Machine translation is a discrete sequence prediction task on text data. Here, shift occurs in terms of language style and use — systems are often trained on formal, grammatically correct language, but may encounter informal language that contains emojis, punctuation and grammatical errors, slang, etc. Ideally, translation systems should perform equally well on all data, but in practice they may perform worse when encountering atypical language. Furthermore, uncertainty estimation for discrete sequence prediction tasks is highly non-trivial and has been seldom examined by the ML community. All this means that this is a fruitful area for further investigation.
Finally, vehicle motion prediction is a continuous sequence prediction task using both static and dynamic HD maps and telemetry. Here, distributional shift occurs in location, season, precipitation and time of day. Motion prediction is one of the most important problems in the autonomous driving domain, which naturally has high safety requirements. A self-driving vehicle, like any vehicle, needs a certain amount of time to change its speed, and sudden changes in speed and acceleration may be uncomfortable or even dangerous for passengers. To ensure a safe and comfortable ride, the motion planning module must predict where other vehicles might end up in a few seconds. The problem is complicated because it involves inherent uncertainty, which must be precisely quantified in order for the planning module to make the right decision.
4. Is there anything special in how the entries are evaluated?
One of the novelties of our challenge is that we *jointly* evaluate uncertainty estimation and robustness to distributional shift. Previously, the two were evaluated separately — robustness via accuracy on shifted data and uncertainty via anomaly detection metrics. However, this assumes that we have “matched data” on which models work well and shifted data, on which models work poorly. Real life is more complex — there may be under-represented matched data on which models work poorly and shifted data on which the models successfully generalize. We don’t care whether data has come from the matched or shifted dataset, only whether the model performs well on this data.
Thus, we need an evaluation paradigm which captures this. In this challenge we use evaluation datasets containing both matched and shifted data on which we want models to both have low error overall and be able to indicate errorful predictions via estimates of uncertainty. These uncertainties can be used to further reduce error by highlighting and replacing the most errorful predictions with “oracle” predictions. This assumes a scenario where a model can ask for human intervention in difficult situations. Models with better uncertainty estimates can lower their error further than ones which have poor estimates.

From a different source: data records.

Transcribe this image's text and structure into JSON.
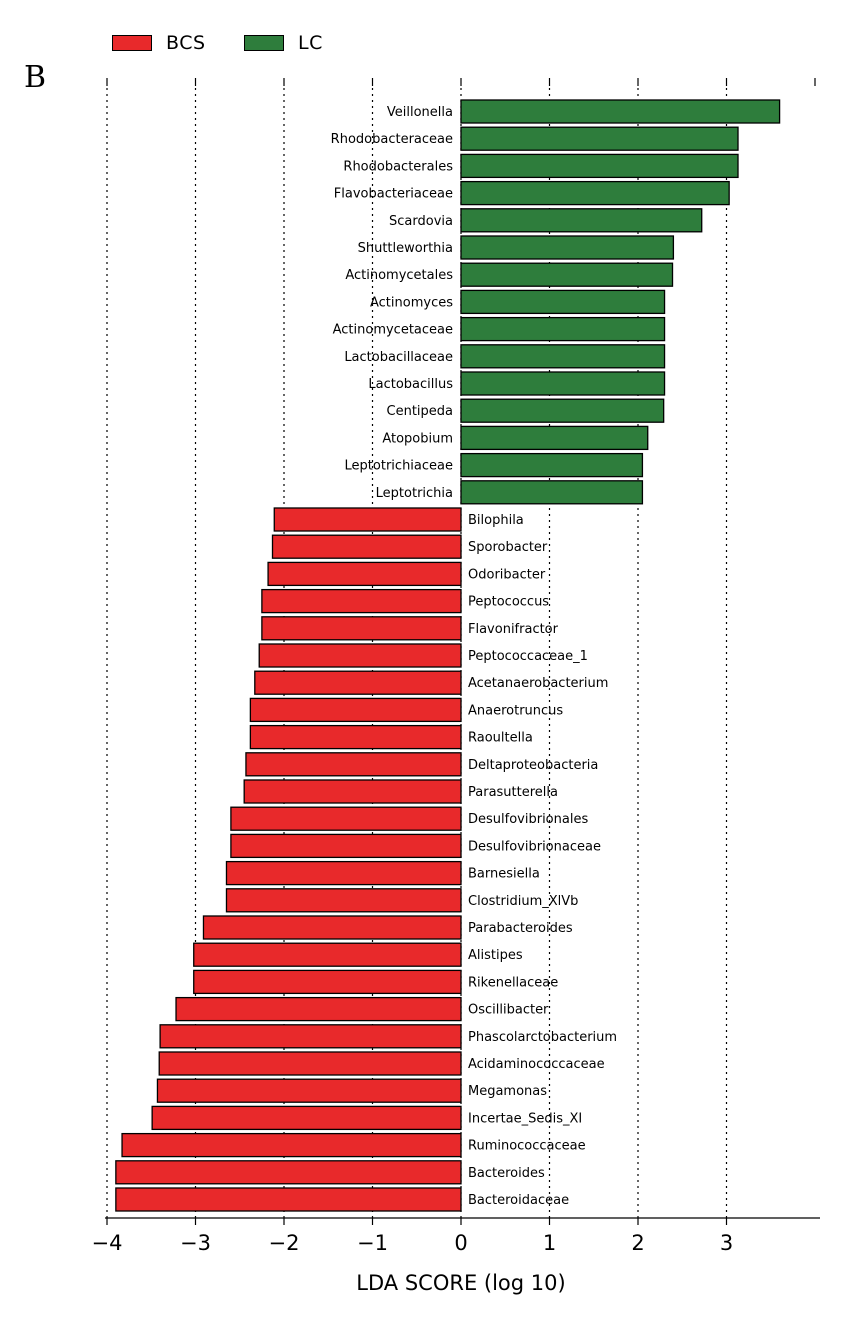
{
  "panel_label": "B",
  "legend": [
    {
      "label": "BCS",
      "color": "#e8292b"
    },
    {
      "label": "LC",
      "color": "#2e7d3c"
    }
  ],
  "chart_data": {
    "type": "bar",
    "orientation": "horizontal",
    "xlabel": "LDA SCORE (log 10)",
    "xlim": [
      -4,
      4
    ],
    "xticks": [
      -4,
      -3,
      -2,
      -1,
      0,
      1,
      2,
      3
    ],
    "grid": "vertical dotted at integer ticks",
    "legend_position": "top-left",
    "series": [
      {
        "name": "LC",
        "color": "#2e7d3c"
      },
      {
        "name": "BCS",
        "color": "#e8292b"
      }
    ],
    "bars": [
      {
        "label": "Veillonella",
        "value": 3.6,
        "group": "LC"
      },
      {
        "label": "Rhodobacteraceae",
        "value": 3.13,
        "group": "LC"
      },
      {
        "label": "Rhodobacterales",
        "value": 3.13,
        "group": "LC"
      },
      {
        "label": "Flavobacteriaceae",
        "value": 3.03,
        "group": "LC"
      },
      {
        "label": "Scardovia",
        "value": 2.72,
        "group": "LC"
      },
      {
        "label": "Shuttleworthia",
        "value": 2.4,
        "group": "LC"
      },
      {
        "label": "Actinomycetales",
        "value": 2.39,
        "group": "LC"
      },
      {
        "label": "Actinomyces",
        "value": 2.3,
        "group": "LC"
      },
      {
        "label": "Actinomycetaceae",
        "value": 2.3,
        "group": "LC"
      },
      {
        "label": "Lactobacillaceae",
        "value": 2.3,
        "group": "LC"
      },
      {
        "label": "Lactobacillus",
        "value": 2.3,
        "group": "LC"
      },
      {
        "label": "Centipeda",
        "value": 2.29,
        "group": "LC"
      },
      {
        "label": "Atopobium",
        "value": 2.11,
        "group": "LC"
      },
      {
        "label": "Leptotrichiaceae",
        "value": 2.05,
        "group": "LC"
      },
      {
        "label": "Leptotrichia",
        "value": 2.05,
        "group": "LC"
      },
      {
        "label": "Bilophila",
        "value": -2.11,
        "group": "BCS"
      },
      {
        "label": "Sporobacter",
        "value": -2.13,
        "group": "BCS"
      },
      {
        "label": "Odoribacter",
        "value": -2.18,
        "group": "BCS"
      },
      {
        "label": "Peptococcus",
        "value": -2.25,
        "group": "BCS"
      },
      {
        "label": "Flavonifractor",
        "value": -2.25,
        "group": "BCS"
      },
      {
        "label": "Peptococcaceae_1",
        "value": -2.28,
        "group": "BCS"
      },
      {
        "label": "Acetanaerobacterium",
        "value": -2.33,
        "group": "BCS"
      },
      {
        "label": "Anaerotruncus",
        "value": -2.38,
        "group": "BCS"
      },
      {
        "label": "Raoultella",
        "value": -2.38,
        "group": "BCS"
      },
      {
        "label": "Deltaproteobacteria",
        "value": -2.43,
        "group": "BCS"
      },
      {
        "label": "Parasutterella",
        "value": -2.45,
        "group": "BCS"
      },
      {
        "label": "Desulfovibrionales",
        "value": -2.6,
        "group": "BCS"
      },
      {
        "label": "Desulfovibrionaceae",
        "value": -2.6,
        "group": "BCS"
      },
      {
        "label": "Barnesiella",
        "value": -2.65,
        "group": "BCS"
      },
      {
        "label": "Clostridium_XlVb",
        "value": -2.65,
        "group": "BCS"
      },
      {
        "label": "Parabacteroides",
        "value": -2.91,
        "group": "BCS"
      },
      {
        "label": "Alistipes",
        "value": -3.02,
        "group": "BCS"
      },
      {
        "label": "Rikenellaceae",
        "value": -3.02,
        "group": "BCS"
      },
      {
        "label": "Oscillibacter",
        "value": -3.22,
        "group": "BCS"
      },
      {
        "label": "Phascolarctobacterium",
        "value": -3.4,
        "group": "BCS"
      },
      {
        "label": "Acidaminococcaceae",
        "value": -3.41,
        "group": "BCS"
      },
      {
        "label": "Megamonas",
        "value": -3.43,
        "group": "BCS"
      },
      {
        "label": "Incertae_Sedis_XI",
        "value": -3.49,
        "group": "BCS"
      },
      {
        "label": "Ruminococcaceae",
        "value": -3.83,
        "group": "BCS"
      },
      {
        "label": "Bacteroides",
        "value": -3.9,
        "group": "BCS"
      },
      {
        "label": "Bacteroidaceae",
        "value": -3.9,
        "group": "BCS"
      }
    ]
  }
}
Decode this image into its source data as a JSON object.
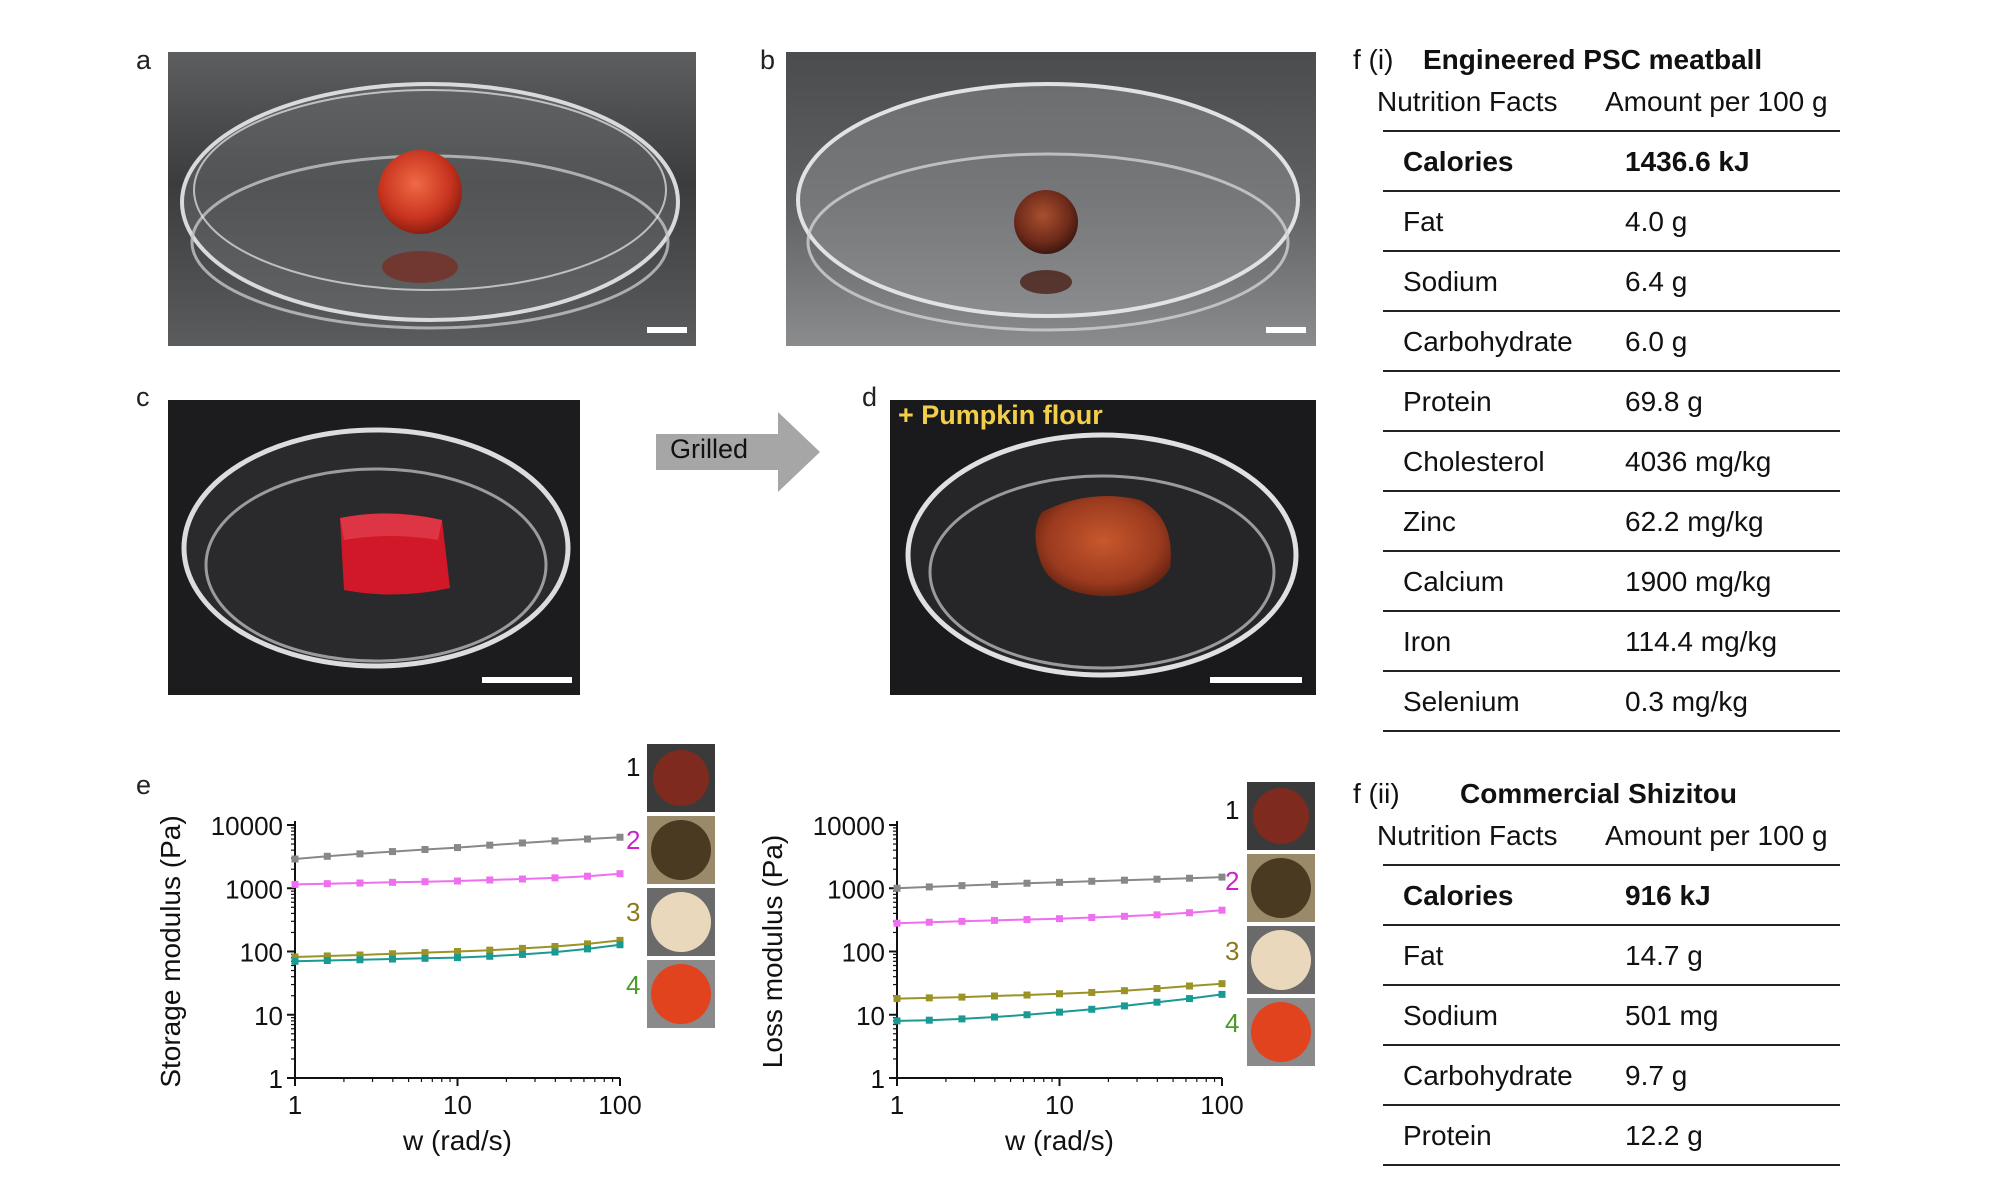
{
  "panels": {
    "a": "a",
    "b": "b",
    "c": "c",
    "d": "d",
    "e": "e"
  },
  "arrow_label": "Grilled",
  "pumpkin_label": "+ Pumpkin flour",
  "colors": {
    "series1": "#888888",
    "series2": "#ee70ee",
    "series3": "#9a9426",
    "series4": "#1a9a94",
    "label2": "#cc22cc",
    "label3": "#8a7a1a",
    "label4": "#4a9a2a",
    "pumpkin": "#f2cf4a"
  },
  "table1": {
    "prefix": "f (i)",
    "title": "Engineered PSC meatball",
    "col1": "Nutrition Facts",
    "col2": "Amount per 100 g",
    "rows": [
      {
        "name": "Calories",
        "value": "1436.6 kJ",
        "bold": true
      },
      {
        "name": "Fat",
        "value": "4.0 g"
      },
      {
        "name": "Sodium",
        "value": "6.4 g"
      },
      {
        "name": "Carbohydrate",
        "value": "6.0 g"
      },
      {
        "name": "Protein",
        "value": "69.8 g"
      },
      {
        "name": "Cholesterol",
        "value": "4036 mg/kg"
      },
      {
        "name": "Zinc",
        "value": "62.2 mg/kg"
      },
      {
        "name": "Calcium",
        "value": "1900 mg/kg"
      },
      {
        "name": "Iron",
        "value": "114.4 mg/kg"
      },
      {
        "name": "Selenium",
        "value": "0.3 mg/kg"
      }
    ]
  },
  "table2": {
    "prefix": "f (ii)",
    "title": "Commercial Shizitou",
    "col1": "Nutrition Facts",
    "col2": "Amount per 100 g",
    "rows": [
      {
        "name": "Calories",
        "value": "916 kJ",
        "bold": true
      },
      {
        "name": "Fat",
        "value": "14.7 g"
      },
      {
        "name": "Sodium",
        "value": "501 mg"
      },
      {
        "name": "Carbohydrate",
        "value": "9.7 g"
      },
      {
        "name": "Protein",
        "value": "12.2 g"
      }
    ]
  },
  "chart_data": [
    {
      "type": "line",
      "xlabel": "w (rad/s)",
      "ylabel": "Storage modulus (Pa)",
      "xscale": "log",
      "yscale": "log",
      "xlim": [
        1,
        100
      ],
      "ylim": [
        1,
        10000
      ],
      "xticks": [
        "1",
        "10",
        "100"
      ],
      "yticks": [
        "1",
        "10",
        "100",
        "1000",
        "10000"
      ],
      "x": [
        1,
        1.58,
        2.51,
        3.98,
        6.31,
        10,
        15.8,
        25.1,
        39.8,
        63.1,
        100
      ],
      "series": [
        {
          "name": "1",
          "values": [
            2900,
            3200,
            3500,
            3800,
            4100,
            4400,
            4800,
            5200,
            5600,
            6000,
            6400
          ]
        },
        {
          "name": "2",
          "values": [
            1150,
            1180,
            1210,
            1240,
            1270,
            1300,
            1350,
            1400,
            1460,
            1550,
            1700
          ]
        },
        {
          "name": "3",
          "values": [
            82,
            85,
            88,
            92,
            96,
            100,
            105,
            112,
            120,
            132,
            150
          ]
        },
        {
          "name": "4",
          "values": [
            70,
            72,
            74,
            76,
            78,
            80,
            84,
            90,
            98,
            110,
            128
          ]
        }
      ]
    },
    {
      "type": "line",
      "xlabel": "w (rad/s)",
      "ylabel": "Loss modulus (Pa)",
      "xscale": "log",
      "yscale": "log",
      "xlim": [
        1,
        100
      ],
      "ylim": [
        1,
        10000
      ],
      "xticks": [
        "1",
        "10",
        "100"
      ],
      "yticks": [
        "1",
        "10",
        "100",
        "1000",
        "10000"
      ],
      "x": [
        1,
        1.58,
        2.51,
        3.98,
        6.31,
        10,
        15.8,
        25.1,
        39.8,
        63.1,
        100
      ],
      "series": [
        {
          "name": "1",
          "values": [
            1000,
            1050,
            1100,
            1150,
            1200,
            1240,
            1290,
            1340,
            1390,
            1440,
            1500
          ]
        },
        {
          "name": "2",
          "values": [
            280,
            290,
            300,
            310,
            320,
            330,
            345,
            360,
            380,
            410,
            450
          ]
        },
        {
          "name": "3",
          "values": [
            18,
            18.5,
            19,
            19.8,
            20.5,
            21.5,
            22.5,
            24,
            26,
            28.5,
            31
          ]
        },
        {
          "name": "4",
          "values": [
            8,
            8.2,
            8.6,
            9.2,
            10,
            11,
            12.2,
            13.8,
            15.8,
            18,
            21
          ]
        }
      ]
    }
  ]
}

5. How do you hope the results of this challenge will translate into real-world innovation?
We hope that this challenge will stimulate innovation in a few ways.
Firstly, the main obstacle to the development of robust models which yield accurate uncertainty estimates is lack of availability of large, diverse datasets which contain examples of distributional shift from a range of real, industrial tasks. Most research in the area has been done on small image classification datasets with synthetic distributional shift. Unfortunately, promising results on these datasets don’t always generalize to large-scale industrial applications. By releasing a large dataset with examples of real distributional shift on a diverse set of tasks, we are enabling researchers to validate their work and develop better solutions. Moreover, we hope that this work will set the new standard for evaluation in uncertainty estimation and robustness research.
Secondly, we hope that by examining a wider range of tasks, we will develop deeper fundamental insights into the problems of distributional shift and uncertainty estimation.
Last but not least is that uncertainty estimation and robustness have been, until recently, relatively niche fields. We hope that this challenge will attract further attention to this field from the broader ML community, allowing efforts to be dedicated to solving these problems.